My second car was a 1988 Citroen AX 1.1L. Father used to sit with me in it as I practised driving whilst learning. It was an ugly thing; navy blue with its bonnet hideously mottled by oxidation; inside it had a multitude of compartments that could hold trinkets of all sizes. I was finally able to drive it by myself after hiring Alex Cunningham or GUM as my driving instructor. After my first lesson, he said that I was a fine driver and told me to apply for a test date immediately, because he’d make me ready for whenever that date was. He wasn’t just a driving instructor, he was a psychologist and he had the most bizarre catchphrases which I never fully understood, “you’re not cut out for this speed, Matilda”, “What does two in the bed give you? A sore head.” Every time we visited a specific estate in Kirkcaldy, the following exchange was mandatory.

“What do they call this place?”
“I don’t know.”
“Spam Valley.”
“What?”
“What do they eat for breakfast?”
“I don’t know.”
“Spam. What do they eat for lunch?”
“Ehhh, spam?”
“What do they eat for tea?”
“Spam.”
“What do they have for supper?”
“Spam.”
“Correct. Take a left at the next junction.”

I passed a driving test on my second attempt and drove my Citroen AX for a year. It developed electrical problems which repeatedly drained the battery, it broke down in the railway station car park when the gear shift snapped but I finally lost patience with it when the key snapped and jammed in the lock, once I got into the car from the passenger door, the spare key snapped and became irremovable from the ignition. I gave up on my Citroen and it was towed from where the key fiasco occurred, the railway station car park, straight to the scrap yard.

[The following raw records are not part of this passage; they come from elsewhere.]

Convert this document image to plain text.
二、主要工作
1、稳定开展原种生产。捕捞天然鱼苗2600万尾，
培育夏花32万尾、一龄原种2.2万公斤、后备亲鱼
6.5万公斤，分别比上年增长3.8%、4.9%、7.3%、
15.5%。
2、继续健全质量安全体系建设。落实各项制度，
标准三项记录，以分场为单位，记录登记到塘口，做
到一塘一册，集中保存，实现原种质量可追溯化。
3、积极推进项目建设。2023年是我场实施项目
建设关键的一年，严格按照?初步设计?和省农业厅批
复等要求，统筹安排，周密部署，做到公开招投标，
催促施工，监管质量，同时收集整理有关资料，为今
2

My third car was a white 1991 Renault Clio 1.2L. This was, originally, a really neat car. The engine was able to sustain 5th gear at 25mph, so driving was easy. I drove it for 2 years, suffering only two snapped clutch cables; I wonder if my driving style was perhaps to blame. The second clutch cable snapped when my car was in the middle of a busy crossroads on the main road in Dunfermline during the morning rush hour and the only place I could push it to was a restricted parking area, so I did and I phoned the police to tell them what had happened. I apologised for leaving the ailing vehicle there whilst I continued to work by bus; I told them I had arranged for uplift later and had the permission of the shopkeepers’ whose premises my car was in front of and that I had left a note, with a phone number, in the window to alert any wardens to the situation but they unreasonably said that if a warden was to award me a ticket, I would still be liable for the fine. I escaped punishment but I resolved to buy a reliable car seeing as I had a lucrative, multi-million pound student placement contract at the chemical plant and would be travelling many miles each day to Grangemouth.

I bought a Peugeot 206 1.4LX and I can, at long last, bask in the luxury of a car with a CD player, air-conditioning and other fancy bits. I’m grateful that my car hasn’t suffered any technical problems yet. The only trouble it suffered was a woman, coincidentally or not, the nippy nurse that I had to endure at the orthodontists, ramming her car into the back of it. My car was mashed slightly, it was superficial but the mechanics have to carry out stringent integrity checks on the chassis of cars in these cases, and courtesy of her insurance, I was supplied with a silver 2004 Astra 1.8 CDi for around a month. I looked like a respectable company executive as I drove into the works car park everyday, at least until I got out and people gasped in confusion at the horrible mismatch – the scruffy student and the high-class car – but I hated that car during those weeks, obviously because I longed for the return of my own car, and I endlessly claimed unwarranted faults in it. I’d really like to have a car just like it again, it really was spacious and comfortable and not “designed for fat blokes”; I could dig up another patch of the lawn to accommodate it amongst my fleet.